Wednesday, November 7, 2018

Ingush Opponents of Border Accord Now Working Behind the Scenes and in Legal System but Ready to Restart Protests ‘If Necessary’


Paul Goble

            Staunton, November 7 – The presidium of the World Congress of the Ingush People, having become a permanent body, is working behind the scenes to overturn the border accord between Yunus-Bek Yevkurov and Chechnya’s Ramzan Kadyrov but is quite prepared to call for a resumption of mass protests if its efforts in the legal system don’t bear fruit.

            Musa Malsagov, the vice president of the presidium, says that they are using all avenues available in the legal system and appealing to senior officials in Moscow to reject the border accord and are also meeting with republic deputies to try to convince them to reverse themselves on that agreement (kavkazr.com/a/29587796.html).

                “It would be stupid to organize a demonstration just to organize a demonstration,” he continues.  But the Ingush opposition leader says that his group is quite prepared to call for the resumption of mass protests against the border agreement if they are not able to annul it via the legal system. 

            According to Malsagov, “if the need to go into the streets arises, we will not have any problems in the course of a single day to assemble as many people as are needed – even if the action will not be sanctioned by the authorities. But from the very beginning, we decided that will act only within the law.”

            Nonetheless, he made clear that he and the Ingush people have no intention of backing down from their commitment to ensure that the border changes Yevkurov and Kadyrov agreed to are never implemented and that the Ingush people again have the opportunity to elect their own governor rather than having to put up with one appointed by Moscow.

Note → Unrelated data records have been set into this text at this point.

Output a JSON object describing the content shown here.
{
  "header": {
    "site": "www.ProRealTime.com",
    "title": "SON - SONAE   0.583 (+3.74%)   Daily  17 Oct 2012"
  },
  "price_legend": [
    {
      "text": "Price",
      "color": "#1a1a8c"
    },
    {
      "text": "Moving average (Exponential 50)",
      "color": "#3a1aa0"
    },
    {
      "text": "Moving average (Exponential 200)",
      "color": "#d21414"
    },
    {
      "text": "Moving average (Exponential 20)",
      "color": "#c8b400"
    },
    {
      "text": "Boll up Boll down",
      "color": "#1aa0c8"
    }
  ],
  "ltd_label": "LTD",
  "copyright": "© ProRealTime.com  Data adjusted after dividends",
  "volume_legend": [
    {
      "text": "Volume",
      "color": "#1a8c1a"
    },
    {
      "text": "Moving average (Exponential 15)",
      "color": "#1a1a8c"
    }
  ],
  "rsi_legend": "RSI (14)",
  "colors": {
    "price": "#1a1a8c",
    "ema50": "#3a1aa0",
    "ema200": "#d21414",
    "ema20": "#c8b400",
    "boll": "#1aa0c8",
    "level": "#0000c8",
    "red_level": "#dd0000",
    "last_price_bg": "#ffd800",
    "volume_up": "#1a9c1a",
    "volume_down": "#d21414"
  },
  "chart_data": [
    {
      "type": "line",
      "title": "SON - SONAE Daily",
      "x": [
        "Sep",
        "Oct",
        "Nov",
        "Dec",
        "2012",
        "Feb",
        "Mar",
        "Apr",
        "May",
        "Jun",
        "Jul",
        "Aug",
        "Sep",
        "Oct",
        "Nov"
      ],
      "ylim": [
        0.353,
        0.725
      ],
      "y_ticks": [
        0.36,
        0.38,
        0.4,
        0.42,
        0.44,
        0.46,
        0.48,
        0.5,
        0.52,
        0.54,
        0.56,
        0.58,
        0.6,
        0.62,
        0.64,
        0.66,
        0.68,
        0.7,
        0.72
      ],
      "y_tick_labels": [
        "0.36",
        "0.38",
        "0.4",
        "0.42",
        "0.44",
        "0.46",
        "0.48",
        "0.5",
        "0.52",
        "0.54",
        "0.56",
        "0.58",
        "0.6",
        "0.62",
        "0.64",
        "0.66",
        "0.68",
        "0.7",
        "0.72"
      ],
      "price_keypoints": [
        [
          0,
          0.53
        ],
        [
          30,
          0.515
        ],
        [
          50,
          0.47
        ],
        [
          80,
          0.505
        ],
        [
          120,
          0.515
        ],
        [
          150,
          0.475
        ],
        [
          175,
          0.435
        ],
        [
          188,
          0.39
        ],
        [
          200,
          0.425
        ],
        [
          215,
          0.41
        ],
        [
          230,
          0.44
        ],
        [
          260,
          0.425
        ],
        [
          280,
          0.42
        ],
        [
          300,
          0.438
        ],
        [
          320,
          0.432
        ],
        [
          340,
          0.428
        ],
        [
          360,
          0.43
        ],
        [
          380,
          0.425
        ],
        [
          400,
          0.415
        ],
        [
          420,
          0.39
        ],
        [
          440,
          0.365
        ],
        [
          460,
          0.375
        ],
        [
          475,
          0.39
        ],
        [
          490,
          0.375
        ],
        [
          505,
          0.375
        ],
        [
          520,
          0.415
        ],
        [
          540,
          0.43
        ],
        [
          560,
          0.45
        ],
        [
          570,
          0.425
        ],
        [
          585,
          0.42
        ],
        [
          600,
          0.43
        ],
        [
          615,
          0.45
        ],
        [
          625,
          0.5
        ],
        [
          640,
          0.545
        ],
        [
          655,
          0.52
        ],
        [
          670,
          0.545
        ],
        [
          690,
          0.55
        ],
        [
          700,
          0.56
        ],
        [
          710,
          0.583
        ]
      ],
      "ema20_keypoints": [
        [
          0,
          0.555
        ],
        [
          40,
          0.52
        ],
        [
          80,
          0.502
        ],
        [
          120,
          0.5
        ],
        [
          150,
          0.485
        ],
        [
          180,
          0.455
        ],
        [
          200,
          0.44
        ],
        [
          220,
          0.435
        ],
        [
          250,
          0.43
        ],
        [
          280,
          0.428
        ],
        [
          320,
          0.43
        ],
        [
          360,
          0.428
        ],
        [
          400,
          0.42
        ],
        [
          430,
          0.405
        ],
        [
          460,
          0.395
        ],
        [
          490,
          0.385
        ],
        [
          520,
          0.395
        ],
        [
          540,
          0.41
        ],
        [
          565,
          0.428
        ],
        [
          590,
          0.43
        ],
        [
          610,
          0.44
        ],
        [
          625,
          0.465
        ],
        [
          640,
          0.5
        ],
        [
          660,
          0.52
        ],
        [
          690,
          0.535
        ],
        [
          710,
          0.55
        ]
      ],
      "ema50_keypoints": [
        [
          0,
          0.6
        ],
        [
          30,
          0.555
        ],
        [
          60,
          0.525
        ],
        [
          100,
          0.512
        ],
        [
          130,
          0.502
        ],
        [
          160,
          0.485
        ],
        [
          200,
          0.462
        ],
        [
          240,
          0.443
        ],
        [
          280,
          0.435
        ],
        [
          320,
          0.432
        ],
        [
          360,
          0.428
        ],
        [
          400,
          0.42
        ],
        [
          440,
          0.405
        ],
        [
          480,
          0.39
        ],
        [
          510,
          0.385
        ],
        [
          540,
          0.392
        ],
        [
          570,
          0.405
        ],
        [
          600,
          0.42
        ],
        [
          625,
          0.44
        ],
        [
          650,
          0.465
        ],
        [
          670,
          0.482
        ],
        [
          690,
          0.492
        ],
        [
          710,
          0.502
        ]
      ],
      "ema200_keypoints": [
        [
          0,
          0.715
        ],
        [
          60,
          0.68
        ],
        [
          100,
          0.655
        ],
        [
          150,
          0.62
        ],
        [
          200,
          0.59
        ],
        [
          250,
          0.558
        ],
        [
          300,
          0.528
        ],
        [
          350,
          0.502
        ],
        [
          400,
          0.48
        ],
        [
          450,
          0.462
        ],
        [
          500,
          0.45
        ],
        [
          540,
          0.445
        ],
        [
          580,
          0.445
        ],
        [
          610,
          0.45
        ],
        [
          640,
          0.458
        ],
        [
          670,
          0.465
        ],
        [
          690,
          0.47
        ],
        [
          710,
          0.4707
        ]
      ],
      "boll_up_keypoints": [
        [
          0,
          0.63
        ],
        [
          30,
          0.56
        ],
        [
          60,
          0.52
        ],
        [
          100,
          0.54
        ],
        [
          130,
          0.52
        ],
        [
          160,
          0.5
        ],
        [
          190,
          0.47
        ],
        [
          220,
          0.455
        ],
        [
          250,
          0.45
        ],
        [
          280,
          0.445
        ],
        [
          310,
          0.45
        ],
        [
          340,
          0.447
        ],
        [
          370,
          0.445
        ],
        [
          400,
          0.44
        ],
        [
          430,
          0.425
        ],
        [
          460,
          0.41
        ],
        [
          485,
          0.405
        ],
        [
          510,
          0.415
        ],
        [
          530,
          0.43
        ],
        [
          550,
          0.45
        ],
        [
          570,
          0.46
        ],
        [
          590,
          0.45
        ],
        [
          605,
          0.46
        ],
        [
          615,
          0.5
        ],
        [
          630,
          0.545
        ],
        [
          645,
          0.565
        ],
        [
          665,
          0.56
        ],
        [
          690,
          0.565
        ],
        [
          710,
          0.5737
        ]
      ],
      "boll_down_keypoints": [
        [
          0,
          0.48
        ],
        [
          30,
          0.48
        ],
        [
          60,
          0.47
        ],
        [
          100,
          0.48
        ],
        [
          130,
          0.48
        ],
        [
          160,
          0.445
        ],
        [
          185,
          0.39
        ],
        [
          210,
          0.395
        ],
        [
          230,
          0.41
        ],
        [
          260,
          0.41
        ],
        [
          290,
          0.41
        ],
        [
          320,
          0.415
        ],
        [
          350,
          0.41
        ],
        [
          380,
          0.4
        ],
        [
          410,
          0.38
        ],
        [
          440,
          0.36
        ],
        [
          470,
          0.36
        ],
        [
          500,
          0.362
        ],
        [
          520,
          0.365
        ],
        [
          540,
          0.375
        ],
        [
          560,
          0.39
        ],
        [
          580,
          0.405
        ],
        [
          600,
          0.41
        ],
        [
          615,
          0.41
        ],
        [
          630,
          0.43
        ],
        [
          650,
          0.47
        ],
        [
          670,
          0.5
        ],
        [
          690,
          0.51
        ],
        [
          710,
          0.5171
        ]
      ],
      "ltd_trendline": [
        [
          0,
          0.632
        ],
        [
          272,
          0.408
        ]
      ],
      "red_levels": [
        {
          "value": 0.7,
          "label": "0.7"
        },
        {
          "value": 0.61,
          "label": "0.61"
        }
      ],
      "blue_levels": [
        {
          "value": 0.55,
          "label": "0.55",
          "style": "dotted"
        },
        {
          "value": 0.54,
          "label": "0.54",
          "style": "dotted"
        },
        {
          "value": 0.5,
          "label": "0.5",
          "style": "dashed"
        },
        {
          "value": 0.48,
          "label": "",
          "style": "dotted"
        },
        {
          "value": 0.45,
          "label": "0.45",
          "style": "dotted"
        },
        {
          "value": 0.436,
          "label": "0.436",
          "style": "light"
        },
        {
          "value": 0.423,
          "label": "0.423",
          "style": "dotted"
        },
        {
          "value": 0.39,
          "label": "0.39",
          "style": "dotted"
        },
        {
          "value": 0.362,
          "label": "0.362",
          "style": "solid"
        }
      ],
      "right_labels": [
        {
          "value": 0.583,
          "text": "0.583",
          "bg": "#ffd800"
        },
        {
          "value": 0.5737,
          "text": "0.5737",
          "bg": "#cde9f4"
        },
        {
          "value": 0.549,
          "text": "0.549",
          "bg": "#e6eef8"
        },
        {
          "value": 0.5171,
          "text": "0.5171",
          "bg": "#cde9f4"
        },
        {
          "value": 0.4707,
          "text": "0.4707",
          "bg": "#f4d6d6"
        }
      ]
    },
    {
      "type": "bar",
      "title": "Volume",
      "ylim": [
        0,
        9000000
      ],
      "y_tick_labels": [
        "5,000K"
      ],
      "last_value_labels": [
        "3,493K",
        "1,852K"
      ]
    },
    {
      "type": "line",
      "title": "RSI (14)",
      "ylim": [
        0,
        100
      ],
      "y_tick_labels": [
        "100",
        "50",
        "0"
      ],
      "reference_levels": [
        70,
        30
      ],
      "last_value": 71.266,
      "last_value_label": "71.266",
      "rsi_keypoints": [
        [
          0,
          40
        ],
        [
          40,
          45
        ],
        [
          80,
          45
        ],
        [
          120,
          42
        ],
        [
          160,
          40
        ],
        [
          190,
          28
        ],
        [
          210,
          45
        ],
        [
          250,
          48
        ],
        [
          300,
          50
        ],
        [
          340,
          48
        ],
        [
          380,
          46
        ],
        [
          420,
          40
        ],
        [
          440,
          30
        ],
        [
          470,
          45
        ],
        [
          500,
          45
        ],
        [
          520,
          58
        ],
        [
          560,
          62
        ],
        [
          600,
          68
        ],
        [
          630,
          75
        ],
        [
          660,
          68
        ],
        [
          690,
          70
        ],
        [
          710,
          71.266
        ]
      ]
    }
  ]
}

            Two other developments in the Ingush-Chechen border crisis during the last 24 hours include:

·         Mikhail Roshchin, an orientalist at the Russian Academy of Sciences, says that Ramzan Kadyrov now recognizes that the Ingush people will not accept a system he has long had in Chechnya where anyone who disagrees with him has to apologize in public. The Chechen leader knows that any efforts to demand that they do will backfire (kavkaz-uzel.eu/articles/327600/).

·         The Ingush government has announced that it will come up with a plan over the next month to develop the villages along the republic’s borders, something that could spark problems if the borders used are not the ones most Ingush accept but rather those that Yevkurov and Kadyrov agreed to (interfax-russia.ru/South/news.asp?sec=1671&id=981084).